The John Henry I found appears in issues 3 and 4 of “DC: The New Frontier” created by Darwyn Cooke. When I first looked at the picture, I noticed that like the other forms of art observed in the Nelson readings, the John Henry depicted in this picture carries with him the strength and hammer that is synonymous with in his name and story. Also, like many superheroes drawn for comic books, John Henry is imaged as “a balloon-muscled strongman” to emphasis his power and strength (Nelson 161).
However, unlike the many other recreations of John Henry, Cook’s Henry is created to look like a menacing character. The combination of the black mask on his head, with a rope around his neck, and the lyrics to those specific lyrics to his ballad, is unsettling. This picture looks like the opposite of the Communist/Black Power/American hero that Nelson talks about in his book. In fact, he looks like the villain of this piece. In order to understand this intensity, the picture forced me to read more on the comic book character version of John Henry.

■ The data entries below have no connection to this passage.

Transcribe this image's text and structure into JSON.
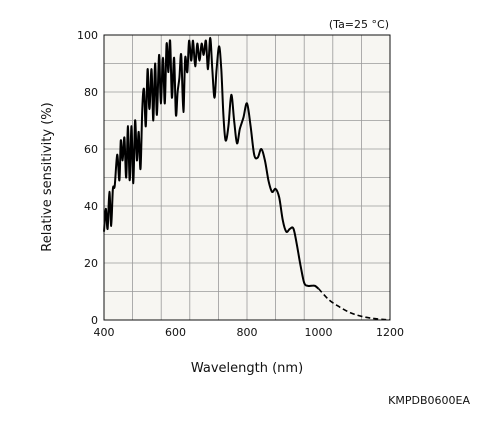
{
  "chart_data": {
    "type": "line",
    "condition_note": "(Ta=25 °C)",
    "xlabel": "Wavelength (nm)",
    "ylabel": "Relative sensitivity (%)",
    "xlim": [
      400,
      1200
    ],
    "ylim": [
      0,
      100
    ],
    "x_ticks": [
      400,
      600,
      800,
      1000,
      1200
    ],
    "y_ticks": [
      0,
      20,
      40,
      60,
      80,
      100
    ],
    "grid": true,
    "figure_code": "KMPDB0600EA",
    "series": [
      {
        "style": "solid",
        "x": [
          400,
          405,
          410,
          415,
          420,
          425,
          430,
          437,
          443,
          447,
          452,
          457,
          462,
          467,
          472,
          477,
          482,
          487,
          492,
          497,
          502,
          507,
          512,
          517,
          522,
          527,
          533,
          538,
          543,
          548,
          554,
          559,
          565,
          570,
          575,
          580,
          585,
          590,
          596,
          601,
          606,
          611,
          616,
          622,
          627,
          633,
          638,
          644,
          649,
          655,
          661,
          667,
          673,
          679,
          685,
          691,
          697,
          703,
          709,
          715,
          722,
          728,
          734,
          740,
          748,
          756,
          764,
          772,
          780,
          790,
          800,
          810,
          820,
          830,
          840,
          850,
          860,
          870,
          880,
          890,
          900,
          910,
          920,
          930,
          940,
          950,
          960,
          970,
          980,
          990,
          1000
        ],
        "y": [
          31,
          39,
          32,
          45,
          33,
          46,
          47,
          58,
          49,
          63,
          56,
          64,
          50,
          68,
          49,
          68,
          48,
          70,
          56,
          66,
          53,
          74,
          81,
          68,
          88,
          74,
          88,
          70,
          90,
          72,
          93,
          76,
          92,
          76,
          97,
          87,
          98,
          78,
          92,
          72,
          80,
          85,
          93,
          73,
          92,
          87,
          98,
          91,
          98,
          89,
          97,
          91,
          97,
          93,
          98,
          88,
          99,
          88,
          78,
          88,
          96,
          88,
          72,
          63,
          68,
          79,
          70,
          62,
          67,
          71,
          76,
          68,
          58,
          57,
          60,
          56,
          49,
          45,
          46,
          43,
          35,
          31,
          32,
          32,
          26,
          19,
          13,
          12,
          12,
          12,
          11
        ]
      },
      {
        "style": "dashed",
        "x": [
          1000,
          1030,
          1060,
          1090,
          1120,
          1150,
          1180,
          1200
        ],
        "y": [
          11,
          7,
          4.5,
          2.5,
          1.3,
          0.6,
          0.2,
          0.1
        ]
      }
    ]
  }
}
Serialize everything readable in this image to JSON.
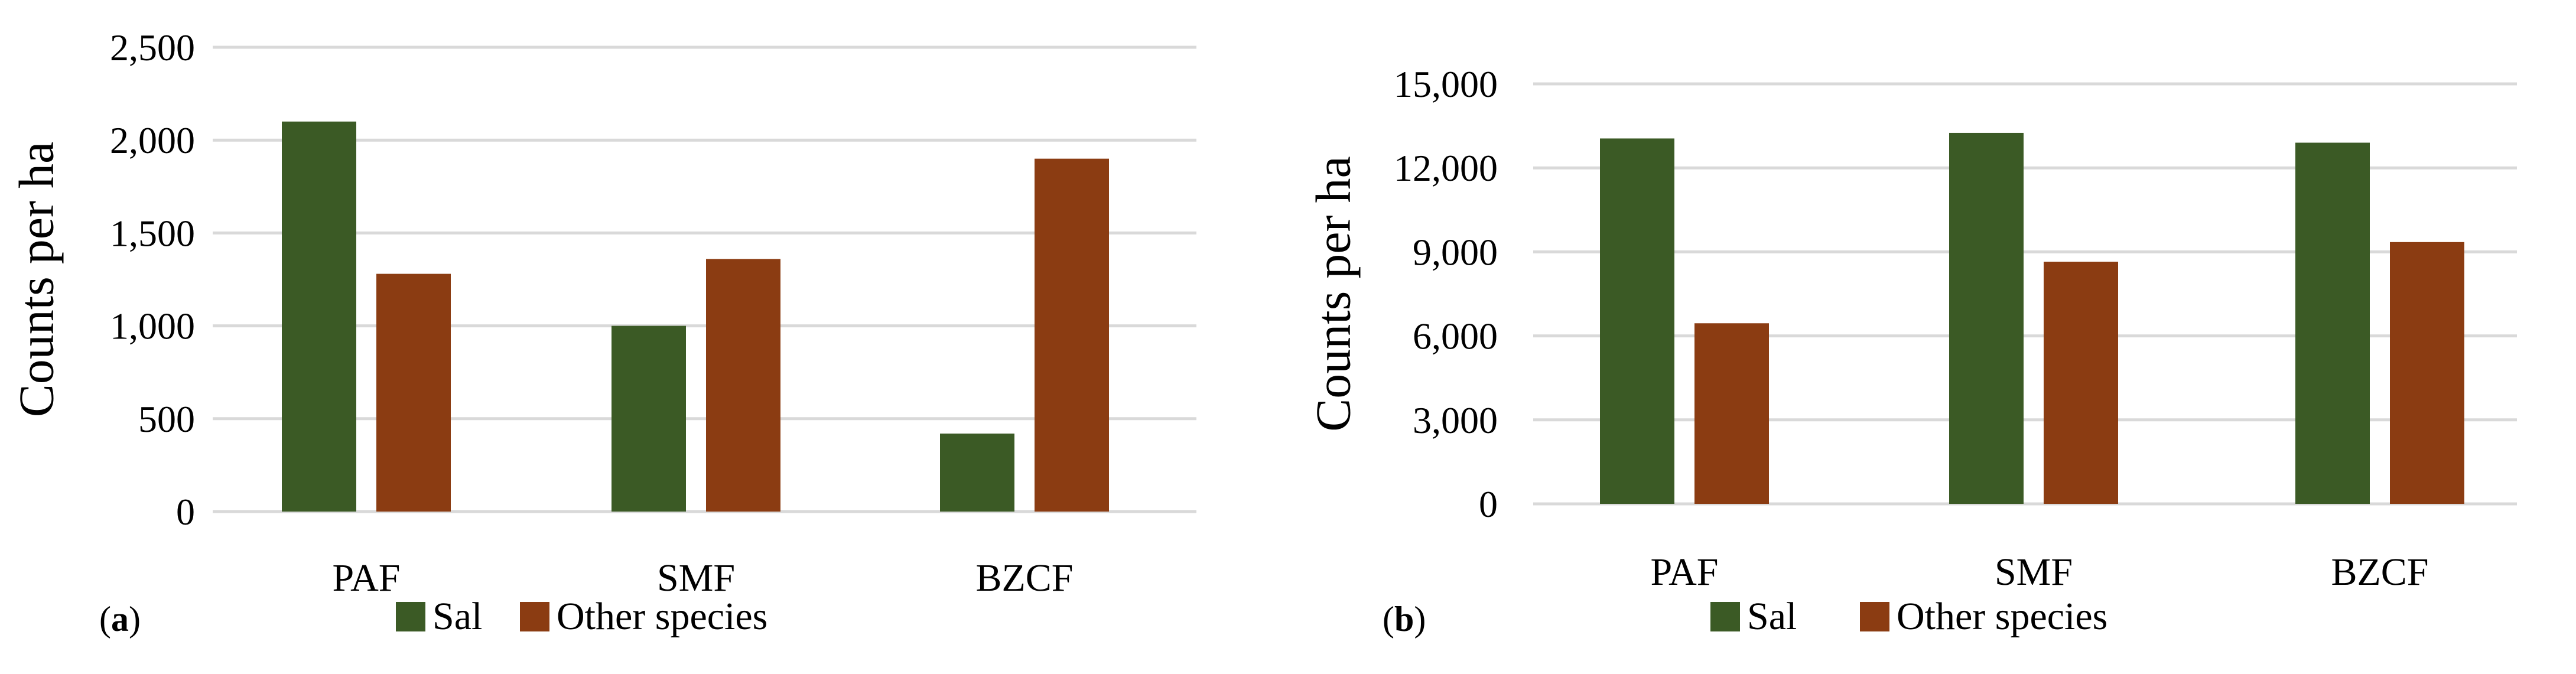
{
  "colors": {
    "sal": "#3b5a25",
    "other": "#8b3c12",
    "grid": "#d9d9d9"
  },
  "chart_data": [
    {
      "type": "bar",
      "panel": "(a)",
      "panel_letter": "a",
      "categories": [
        "PAF",
        "SMF",
        "BZCF"
      ],
      "series": [
        {
          "name": "Sal",
          "values": [
            2100,
            1000,
            420
          ]
        },
        {
          "name": "Other species",
          "values": [
            1280,
            1360,
            1900
          ]
        }
      ],
      "ylabel": "Counts per ha",
      "xlabel": "",
      "ylim": [
        0,
        2500
      ],
      "yticks": [
        0,
        500,
        1000,
        1500,
        2000,
        2500
      ],
      "ytick_labels": [
        "0",
        "500",
        "1,000",
        "1,500",
        "2,000",
        "2,500"
      ],
      "grid": true,
      "legend_position": "bottom"
    },
    {
      "type": "bar",
      "panel": "(b)",
      "panel_letter": "b",
      "categories": [
        "PAF",
        "SMF",
        "BZCF"
      ],
      "series": [
        {
          "name": "Sal",
          "values": [
            13050,
            13250,
            12900
          ]
        },
        {
          "name": "Other species",
          "values": [
            6450,
            8650,
            9350
          ]
        }
      ],
      "ylabel": "Counts per ha",
      "xlabel": "",
      "ylim": [
        0,
        15000
      ],
      "yticks": [
        0,
        3000,
        6000,
        9000,
        12000,
        15000
      ],
      "ytick_labels": [
        "0",
        "3,000",
        "6,000",
        "9,000",
        "12,000",
        "15,000"
      ],
      "grid": true,
      "legend_position": "bottom"
    }
  ]
}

I found out that in “The New Frontier” he isn’t introduced as John Henry at first. Actually, his name was initially John Wilson. In this version of the John Henry tale, John Wilson is a respectable man and a veteran of the Korean War. After returning home, he became a steel worker. Things changed when the Ku Klux Klan murdered his entire family while also lynching him.
Having survived his lynching, John Wilson avenges his family by using his signature hammer and by changing his name to John Henry. The only words that fill the page of the comic come from the song, and provide the background while he terrorizes the Klan. He does this for three months before falling over and dying himself. There are two ways of reading this: either John Wilson is the reimagining of the John Henry story or John Wilson, having been presumably brought up on the John Henry story took up his identity, much like V took Guy Fawkes’s identity in V for Vendetta. I believe that legend of John Henry exists and is known within the DC Universe, and so the legend that a man strong enough to drill further and faster than a steam drill would be known. Much like the Communist Party used Henry as the poster child for hard work of a human verses the work done by machine (Nelson 152), Wilson is using the “strong, determined” version of Henry to strike fear into Klan.
Whichever way you view it, this John Henry leans closer towards the image of John Henry that was used to entice a “new kind of multiracial America” (Nelson 164). By snuffing out the Klan with his hammer, he is simultaneously striking down the injustices created by racism.